Yine Mardin Büyükşehir Belediyesi’ne kayyum atanması sonrası belediyeye bağlı Kent A.Ş.’ye İçişleri Bakanlığı’nın kararıyla müdür olarak görevlendirilen E.U. isimli polisin, kadın çalışanları taciz ettiği ve fuhuşa teşvik ettiği ortaya çıkmıştı.
Bu her iki olayda da yapılmak istenen; fuhuşun, çeteciliğin, taciz -tecavüz ve cinsel istismarın başta kadınlar olmak üzere toplum nezdinde meşrulaştırılmasıdır. Var olan kapitalist ve eril zihniyetin her geçen gün kadını toplumdan kopararak hiçleştirmeye çalışması, kadınsız bir toplum oluşturarak kendi zihniyetlerini var etme politikasını gütmektedirler.
Aynı şekilde devlet eliyle; devlet okullarında(özellikle imam hatip okulları ve YİBO’larda), derneklerinde(Gençlik İlim ve Hikmet Derneği ) ve vakıflarında( Ensar vakfı) çok sayıda çocuk cinsel istismara maruz bırakılmış, ardından da yayın yasağı getirilerek üzeri örtülmeye çalışılmıştır.

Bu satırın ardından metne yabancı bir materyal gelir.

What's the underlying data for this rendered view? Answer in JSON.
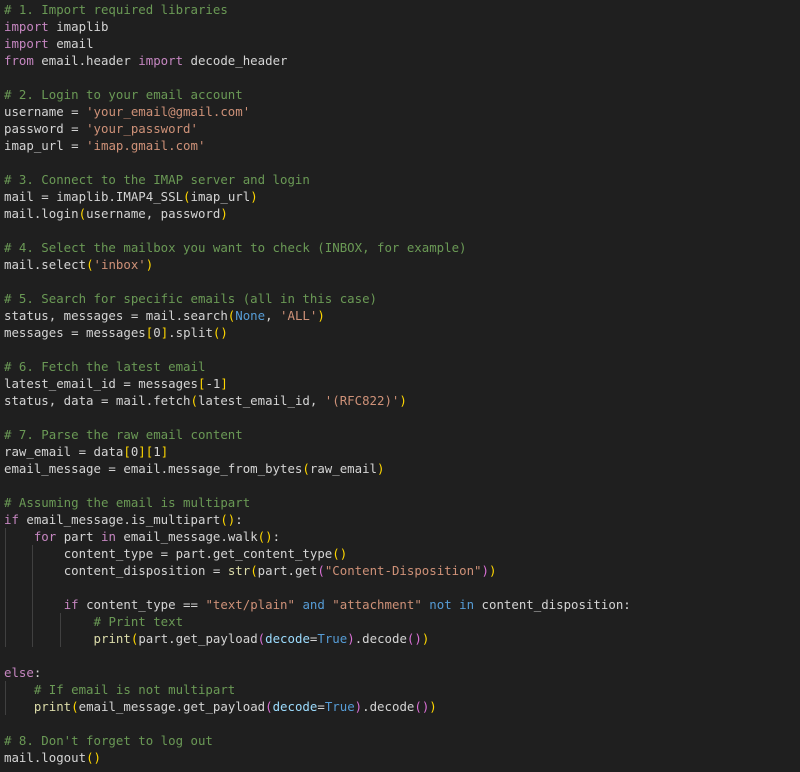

AKP faşist zihniyetinin iktidar olduğu 2002 yılından günümüze kadar kadın hakları ve temel özgürlüklere günlük olarak saldırdığını iyi anlamak lazım. cinsiyetçi, ayırımcı, kadın düşmanlığı yapan zihniyet yapılanmasına karşı, toplumun her alanında örgütlenerek karşı çıkmak mümkün. Kadın olmanın kendisi bile bir utanç konusu haline getirilmeye çalışılan Türkiye’de sorulması gereken soru, neden bu kadar derin bir kölelik? Sorusudur. Cevabı kesinlikle iktidar olgusu ile bağlantılıdır. Erkeğe bu üstünlüğü kadına da bu köleliği dayatan AKP-MHP iktidar olgusudur. AKP-MHP iktidar yapılanmasını yerle bir etmenin tek yolu özgün çaba ve örgütlülüğü esas alarak mücadeleyi korkusuzca yükseltmektir.